B.

What I'd like to steal from the AAG

Behind the scenes

There's a whole lot of new exhibition space in the just reopened Auckland Art Gallery, and a whole lot of art hung (and sometimes shoehorned) inside it. But if the two small rooms containing the promised gift of Julian and Josie Robertson were the only spaces to see, a trip to Auckland in the near future would still be compulsory.

Henri Fantin-Latour Vase des Roses 1875. Oil on canvas. Promised gift of Julian and Josie Robertson

Henri Fantin-Latour Vase des Roses 1875. Oil on canvas. Promised gift of Julian and Josie Robertson

On the Gallery's first public day, I enjoyed trading stories with out-of-towners about which of the Robertson paintings we'd most like to make off with. There's a little Henri Fantin-Latour still-life that's so modest and satisfyingly painted I'd love to wake up to it each day. And I became more beguiled on each passing by the quiet fireworks Matisse orchestrates in his The Spanish Woman, a painting that rises from steady horizontal strokes of red through an upswarm of swift black arrow shapes to where it softly erupts in wobbly florals all round the woman's head. Like so many of Matisse's models, she looks a little bored by all the glory breaking out around her. The effect is gorgeous and funny.

Henri Matisse Espagnole (buste) (The Spanish Woman) 1922. Oil on canvas. Promised gift of Julian and Josie Robertson

Henri Matisse Espagnole (buste) (The Spanish Woman) 1922. Oil on canvas. Promised gift of Julian and Josie Robertson

But in this collection of small paintings, perhaps the most diverting on the day was the very smallest – a c.1920 painting on paper by one of the big M's of twentieth-century abstraction, Piet Mondrian (Malevich is the other). The pleasure of the Mondrian lay not so much in its composition as in the work's simple physical presence, the fact it was right there in the room. We all know the New Zealand experience of modern art arrived for the most part through books and photographs, and I doubt there is another modern artist whose work was more distorted by reproduction than Mondrian. What looks clean, ruler-sharp and cerebral on the page turns out, when encountered in the flesh, to be full of imperfections and rough evidence of making. Why is this cherishable? I think because of what it suggests about perfection and imperfection in life. In their colour and balance, Mondrian's paintings dream of a better place or a perfect order; they insist that kind of dreaming has value. But in their physical presence - the way they're made - they always come down on the side of human imperfectibility.

Piet Mondrian Composition with black, red, grey, yellow and blue c.1920. Gouache with traces of pencil on paper laid down on card. Promised gift of Julian and Josie Robertson

Piet Mondrian Composition with black, red, grey, yellow and blue c.1920. Gouache with traces of pencil on paper laid down on card.

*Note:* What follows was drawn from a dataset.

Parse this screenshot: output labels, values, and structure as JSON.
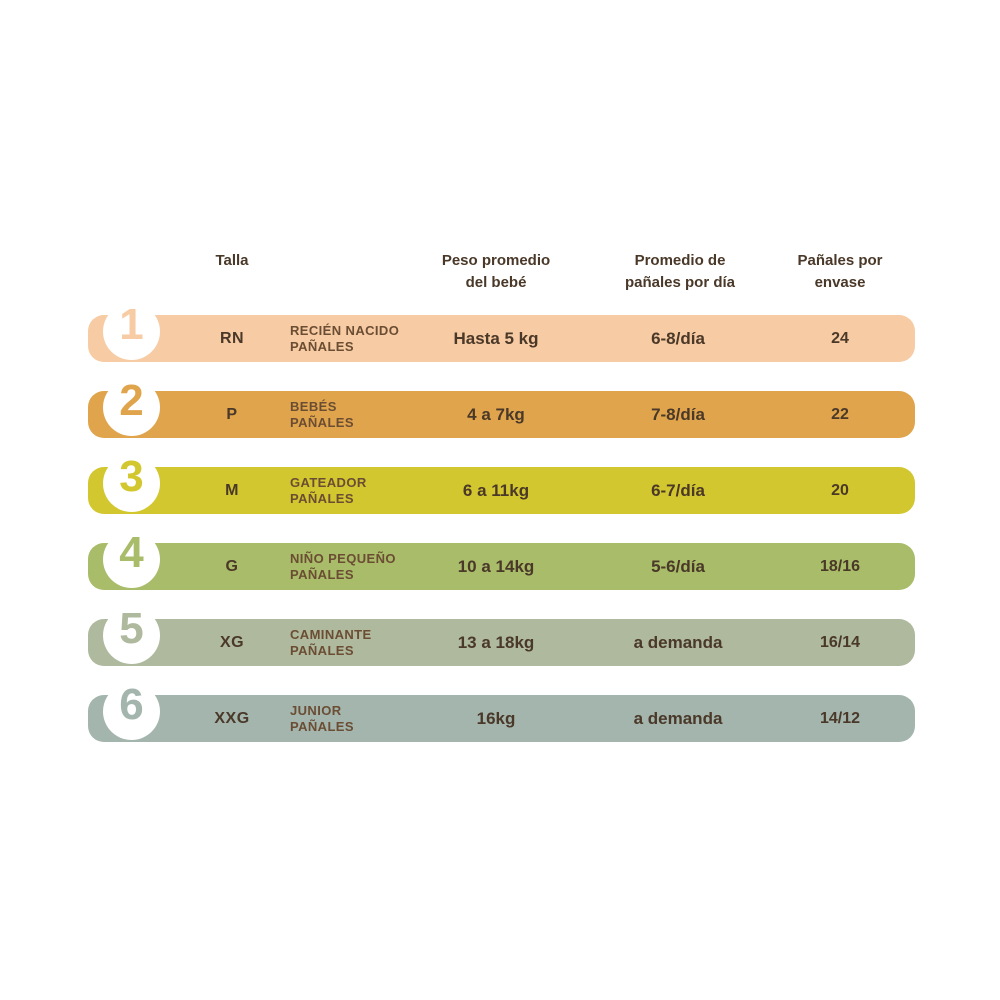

Promised gift of Julian and Josie Robertson

When New Zealand painter Judy Millar encountered her first Mondrian on an early trip to Europe, she found that 'it bore no relation to any idea I might have had about Mondrian's painting prior to that time.' The reason, Millar recalled, was 'because of its hand-madeness, its klutziness, and its deliberateness.' All of that is richly present in the work on view in Auckland, which is about the size of a piece of A4 paper and rich with traces of labour and age: the drag marks where Mondrian smoothed his brush through the yellow; the cracks, disclosing a white ground, in the fields of blue and red; and even, near the centre of the painting, a broken bristle imbedded in the paint. 

The main thing a viewer feels in front of details like these is not rapture but relief. At last you've stepped free of what Robert Hughes called the 'tyranny of the unseen masterpiece'; at last the painter is with you, not as a distant exemplar, but someone who got up each day and got to work. At last a real conversation – even an argument – can begin, because you have some real experience of the object to argue from. Millar again: 'You always assume from the New Zealand perspective that they're such clean and tidy things. You can't really understand what the artist intended until you're with the object. If you're a filmmaker you don't have this problem, because the film screened in Berlin is the same film screened in Auckland. But as a painter looking at reproductions the problem is very real.'

In Auckland until October 30, it's not a problem.

(P.S. Don Peebles, the late Christchurch abstract painter and lifelong Mondrian devotee, had a homespun theory, which I love, about the cracking you often see in Mondrian's paintings. Paint cracks in this way when it hasn't been left to dry for long enough, and for Don this was a crucial bit of evidence about Mondrian's creative personality. Far from being a patient geometer, Mondrian, Don reckoned, was actually in a hurry – he couldn't wait to see how each new painting was going to turn out.)

Whimpers of envy from other New Zealand public galleries were always going to be heard, with a roster of painters that includes (to travel only four letters deep into the alphabet) Braque, Cézanne and Dali. But on the evidence of what's on view in Auckland (albeit only until October 30), jealous croaks should also be clearly audible from Australia and farther afield. These are paintings any museum would love to be given.